A TREMENDA VERDADE
American Music Club - The Golden Age
Quando, por altura da publicação de San Francisco, conversei com Mark Eitzel (no dia seguinte a um devastador concerto, a solo, no Shaw Theatre, de Londres), dizia ele com aquele sentido de humor ácido e autodepreciativo que raramente abandona: “American Music Club é um nome estúpido com as três piores palavras possíveis: espera-se algo de espalhafatoso (ou, então, blues...) e saímos nós”. E acrescentava: “Canções felizes, comigo, não têm vida muito longa no papel. Escrevo sobre o que me excita. É como se houvesse uma espécie de prazer na dor que faz parte da vida e é uma forma muito precisa de reagir ao mundo”. Esse iria ser, durante uma década, o último álbum da banda (individualmente, Eitzel publicaria meia dúzia de gravações) que, apenas em 2004 se voltaria a reunir para Love Songs For Patriots, um álbum-em-tempo-de-guerra.

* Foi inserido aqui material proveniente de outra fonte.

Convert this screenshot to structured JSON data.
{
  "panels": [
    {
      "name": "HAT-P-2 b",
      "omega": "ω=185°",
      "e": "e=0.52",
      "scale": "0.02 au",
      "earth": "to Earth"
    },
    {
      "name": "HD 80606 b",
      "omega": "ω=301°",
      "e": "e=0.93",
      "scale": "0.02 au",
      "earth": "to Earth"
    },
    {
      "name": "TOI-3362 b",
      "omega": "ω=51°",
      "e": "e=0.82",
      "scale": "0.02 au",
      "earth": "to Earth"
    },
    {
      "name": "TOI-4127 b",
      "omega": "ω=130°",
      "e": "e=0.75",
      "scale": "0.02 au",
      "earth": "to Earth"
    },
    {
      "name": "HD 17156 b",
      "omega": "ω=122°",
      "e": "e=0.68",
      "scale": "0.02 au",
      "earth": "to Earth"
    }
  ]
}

Quatro anos depois, The Golden Age (alerta: ironia muito negra!) retoma praticamente o programa que Mark Eitzel expunha em 1994 e, se aqui e ali, ele parece voltar a prestar alguma atenção ao mundo-lá-fora (“the bankers, the liars and the thieves they want to sell you into a life of fear, they call it a plan to make you free”, de “The Sleeping Beauty”, quase ecoa “Who are the ones that we kept in charge? Killers, thieves and lawyers”, de “God’s Away On Business”, de Tom Waits, em Blood Money), é, no entanto, o surdo confronto dos demónios interiores que regressa intacto, num tremendo programa de canções em equilíbrio instável entre o “crooning” suicidário, o rasgão dos espasmos eléctricos da guitarra de Vudi, o requinte Bacharach/Prebab Sprout e a valsa ebriamente demente. O mais “feliz” que Eitzel consegue mostrar-se é “all the lost souls welcome you to San Francisco, a city built by fire trucks and skeletons who grin and grin, pimps and thieves who can’t believe their luck, saints proud to show you their sin”. A partir daí, a espiral desce infinitamente até – como diria Leonard Cohen – à “awful truth which you can't reveal to the eyes of youth": “No one here will ever save you”. (2008)
2 comments:
A Salvação é um mito demolido definitivamente nos tempos atuais. Sobra somente a salvação individual.
Mas dá muito trabalho.
Reparo, agora que vim aqui procurar uma coisa (que eu cá sei), que escrevesteS "o requinte Bacharach/Prebab Sprout". E deixa-me dizer-te também que ebriamente demente é muito bom, porque dá vontade de continuar a dizer e a andar à roda.